I'm stealing today's post from a comment I wrote on a friend and fellow artist's blog yesterday after he posted about finding your creative voice.  What I answered him with was something that, as I wrote it, I was keenly aware had kind of been a part of my artist's struggle (and I think is a part of the struggle with anything any one of us does) but I had never quite been able to articulate in such a way as I did off-the-cuff last night.  I wanted to expand on my thoughts a little.

Like most people, I'd always thought the words "gift" and "talent" were interchangeable.  Whatever you were talented at, that was your gift; and similarly, whatever you were gifted at, others would see you as talented.  In new words, I'm not so sure that is the case.

What my friend was writing about was how easy it is when you're working in your own craft - whether that's music, word, construction, business, service, whatever is your craft - to find yourself slowly slipping out of what is purely you and entering into a mimic of some of the artists that inspire you.  I've been there.  You're just moving along doing what you're doing and you suddenly realize that your offering is buried in there in someone else's voice.

That's where the interplay of gift and talent comes in.

Your gift is your heart.  It is your way of thinking, of processing things, of connecting with the world around you and the heart of God.  It is everything He pours into you for the sole purpose of your pouring back out.  It is what erupts from your heart in moments of humbled glory.  There's no effort in it.  No work.  No labor.  It is that thing that simply is and that comes out raw.  Pure emotion.  Pure heart.  Pure pour.  And usually, purely a mess.  That's your gift.

The balance to gift is talent.  Talent is your craftsmanship.  It is the work you put into your gift to transform it.  It's what turns the song of your heart into a song for the church; the story you're blurting out into a story worth reading.  It's the polishing touch that is a combination of discipline and skill.

In the same way that we know faith without works is dead and works without faith is wasteful, gift without talent is wasted and talent without gift is futile. 

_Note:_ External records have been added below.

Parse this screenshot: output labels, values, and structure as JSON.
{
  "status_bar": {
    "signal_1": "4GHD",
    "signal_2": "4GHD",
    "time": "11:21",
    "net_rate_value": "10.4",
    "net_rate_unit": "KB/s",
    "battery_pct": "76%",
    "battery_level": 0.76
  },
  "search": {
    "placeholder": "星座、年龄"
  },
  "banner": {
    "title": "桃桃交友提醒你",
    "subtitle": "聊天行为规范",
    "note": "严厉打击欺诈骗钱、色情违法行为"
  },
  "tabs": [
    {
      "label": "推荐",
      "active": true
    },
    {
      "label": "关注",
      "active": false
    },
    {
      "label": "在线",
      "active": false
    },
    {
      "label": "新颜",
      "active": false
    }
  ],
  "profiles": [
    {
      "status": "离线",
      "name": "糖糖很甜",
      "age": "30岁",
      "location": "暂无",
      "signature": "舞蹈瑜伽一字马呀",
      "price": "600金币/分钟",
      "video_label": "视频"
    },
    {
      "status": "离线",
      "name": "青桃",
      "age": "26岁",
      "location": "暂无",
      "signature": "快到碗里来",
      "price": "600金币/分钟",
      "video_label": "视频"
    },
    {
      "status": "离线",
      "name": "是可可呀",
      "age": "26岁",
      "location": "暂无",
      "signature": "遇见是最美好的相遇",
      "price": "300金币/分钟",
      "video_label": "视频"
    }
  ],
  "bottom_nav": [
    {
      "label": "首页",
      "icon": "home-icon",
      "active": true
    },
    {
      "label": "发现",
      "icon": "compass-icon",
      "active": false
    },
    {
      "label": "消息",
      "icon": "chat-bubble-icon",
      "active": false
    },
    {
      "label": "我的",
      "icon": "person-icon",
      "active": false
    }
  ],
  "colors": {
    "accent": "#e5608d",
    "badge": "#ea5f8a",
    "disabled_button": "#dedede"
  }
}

The mark of a great artist...is both.  This is true from the novice painter to the Creator of the universe. God's gift is His love poured out; it is His heart.  It is everything He wanted to give us.  His talent, though, is His majesty; it is the work of His hands all around us and the craftsmanship with which He created this world.  Can you imagine one without the other?  A world where darkness is not separate from light, where there are no trees or birds of the air or creatures that crawl along the ground, where we are amorphous consciousnesses in a sea of something so intangible as His love?  By contrast...a sterile world of science and molecules and impersonal processes of creating mechanical 'beauty' from petri dishes?

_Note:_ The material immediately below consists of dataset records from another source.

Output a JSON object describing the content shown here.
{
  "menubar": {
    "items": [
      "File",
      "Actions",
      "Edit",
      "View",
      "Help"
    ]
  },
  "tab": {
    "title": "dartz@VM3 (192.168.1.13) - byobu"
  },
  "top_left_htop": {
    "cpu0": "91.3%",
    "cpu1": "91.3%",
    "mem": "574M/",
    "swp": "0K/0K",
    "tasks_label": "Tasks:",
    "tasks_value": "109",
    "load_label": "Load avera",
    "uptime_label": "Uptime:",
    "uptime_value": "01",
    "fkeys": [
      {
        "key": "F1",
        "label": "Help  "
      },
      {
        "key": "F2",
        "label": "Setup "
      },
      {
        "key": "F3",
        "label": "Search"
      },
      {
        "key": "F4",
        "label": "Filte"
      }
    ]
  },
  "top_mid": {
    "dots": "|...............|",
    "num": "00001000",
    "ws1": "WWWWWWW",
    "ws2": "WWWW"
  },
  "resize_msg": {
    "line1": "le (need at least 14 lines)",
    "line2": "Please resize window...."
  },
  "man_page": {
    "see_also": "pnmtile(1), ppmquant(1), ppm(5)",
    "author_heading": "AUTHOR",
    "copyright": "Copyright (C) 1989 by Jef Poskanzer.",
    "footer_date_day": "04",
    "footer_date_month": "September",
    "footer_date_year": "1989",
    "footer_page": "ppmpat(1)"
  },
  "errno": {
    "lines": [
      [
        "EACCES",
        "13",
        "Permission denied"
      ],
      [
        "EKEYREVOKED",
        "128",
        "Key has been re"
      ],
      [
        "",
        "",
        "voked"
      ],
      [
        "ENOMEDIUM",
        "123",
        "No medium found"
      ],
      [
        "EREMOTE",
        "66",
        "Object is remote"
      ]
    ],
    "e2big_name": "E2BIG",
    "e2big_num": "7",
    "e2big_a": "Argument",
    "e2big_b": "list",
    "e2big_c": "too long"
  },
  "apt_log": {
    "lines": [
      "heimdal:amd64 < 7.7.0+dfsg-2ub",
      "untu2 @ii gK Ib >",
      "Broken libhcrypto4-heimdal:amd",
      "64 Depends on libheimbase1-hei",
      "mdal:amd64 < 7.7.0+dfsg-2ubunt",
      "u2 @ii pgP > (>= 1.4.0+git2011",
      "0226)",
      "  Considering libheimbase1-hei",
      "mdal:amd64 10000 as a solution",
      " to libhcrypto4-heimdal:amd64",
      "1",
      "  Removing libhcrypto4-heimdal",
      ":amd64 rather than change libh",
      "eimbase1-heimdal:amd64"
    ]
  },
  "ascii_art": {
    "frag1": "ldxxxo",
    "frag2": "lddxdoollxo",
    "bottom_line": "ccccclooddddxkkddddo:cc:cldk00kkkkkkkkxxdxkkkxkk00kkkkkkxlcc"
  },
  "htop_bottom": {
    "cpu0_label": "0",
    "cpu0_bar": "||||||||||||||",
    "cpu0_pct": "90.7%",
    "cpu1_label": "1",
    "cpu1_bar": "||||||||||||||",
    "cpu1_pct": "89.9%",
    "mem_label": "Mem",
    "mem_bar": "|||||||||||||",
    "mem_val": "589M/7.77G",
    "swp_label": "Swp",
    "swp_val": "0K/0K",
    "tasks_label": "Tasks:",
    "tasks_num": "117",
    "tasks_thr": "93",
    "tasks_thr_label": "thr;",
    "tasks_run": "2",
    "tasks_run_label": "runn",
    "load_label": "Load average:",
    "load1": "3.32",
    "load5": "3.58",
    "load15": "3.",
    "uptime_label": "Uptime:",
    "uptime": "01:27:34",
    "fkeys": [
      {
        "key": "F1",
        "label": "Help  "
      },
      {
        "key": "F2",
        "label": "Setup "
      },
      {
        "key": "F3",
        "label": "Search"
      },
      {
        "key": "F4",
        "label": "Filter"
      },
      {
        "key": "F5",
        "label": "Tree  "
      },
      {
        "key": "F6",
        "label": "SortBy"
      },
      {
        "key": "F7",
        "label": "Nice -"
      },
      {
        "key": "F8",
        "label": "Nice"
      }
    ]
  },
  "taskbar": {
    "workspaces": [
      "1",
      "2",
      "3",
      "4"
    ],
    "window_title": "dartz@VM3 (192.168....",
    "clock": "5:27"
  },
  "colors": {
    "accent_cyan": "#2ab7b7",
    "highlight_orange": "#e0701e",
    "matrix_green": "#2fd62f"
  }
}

Talent takes discipline.  It takes practice.  It takes throwing yourself into the mess your heart can make when it's trying to say something and making some semblance of sense of that mess so that it can speak.  And yet it cannot be whittled down to a process.  It's not something you're doing to do the same way every time and find the end result you're looking for.  True talent - while it is both discipline of the heart and inclination to skill - incorporates a vast amount of grace.  It treats the offering you're trying to bring with tenderness.  It embraces what God is pouring into His world through you and honors what you're offering.  It does not simply assign a lyric a note; it assigns a lyric the only specific note in the scale meaningful for that lyric.  It does not simply put any old word to a feeling; it chooses the one word that both says what you know you're saying and implies what you can't quite put your finger on.  It brings the attitude, the passion, and the truth to the offering of your heart: your gift.

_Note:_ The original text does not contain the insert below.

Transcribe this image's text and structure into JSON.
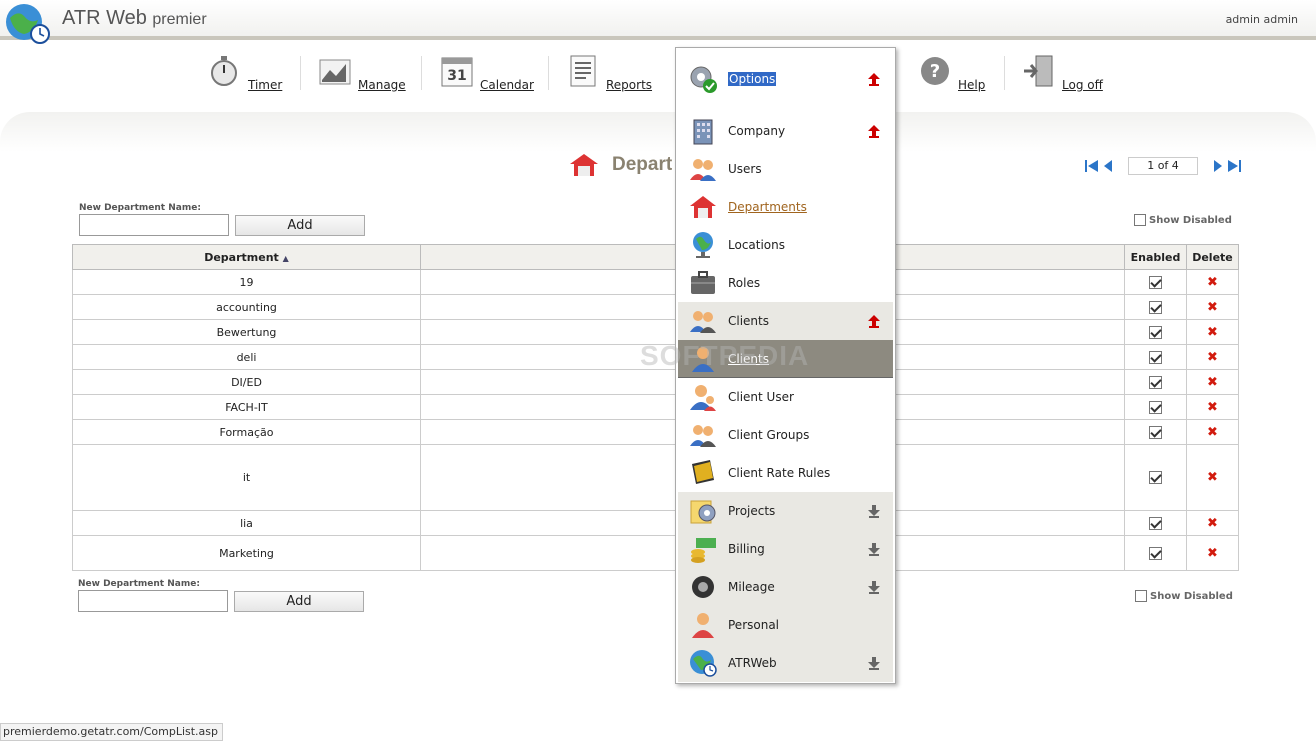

That's part of the place I think we can get a little lost.  I know I can.  I get the two confused sometimes and I'll find myself trying to put discipline into my gift instead of my talent, thinking it's the words that roll off my heart and the inspiration that I have to search for.  Then I find myself backed up, blocked up, and completely shut down and that only makes me work harder for the gift.  On the off chance I get it - get something - from my backward endeavor and the words do pour out of me as though my talent were my gift, I'll be honest and tell you that when I read it again, even I don't understand it.  But when I let my heart break free and let my true gift start to fill me up, I know I am back in this place: gifted and working toward talented.  Angsty and on the edge of my seat, thirsty to get this offering out of my heart in a language that makes it meaningful to what He's doing here.  And that throws me back into the discipline of talent, pushing myself and practicing and developing the inclination toward skill He's put in my hands that makes me the artist - the create-r - He created in me.

So as I told my friend as he pondered the challenges of finding his creative voice, and I say to you as you contemplate your gift and talent:  Our job is to pour out our hearts.  That is our offering.  That is our gift.  Just pour ourselves out.  Then use our skill, our discipline, our talent to polish that up and make it worthy of our calling.  That is our art.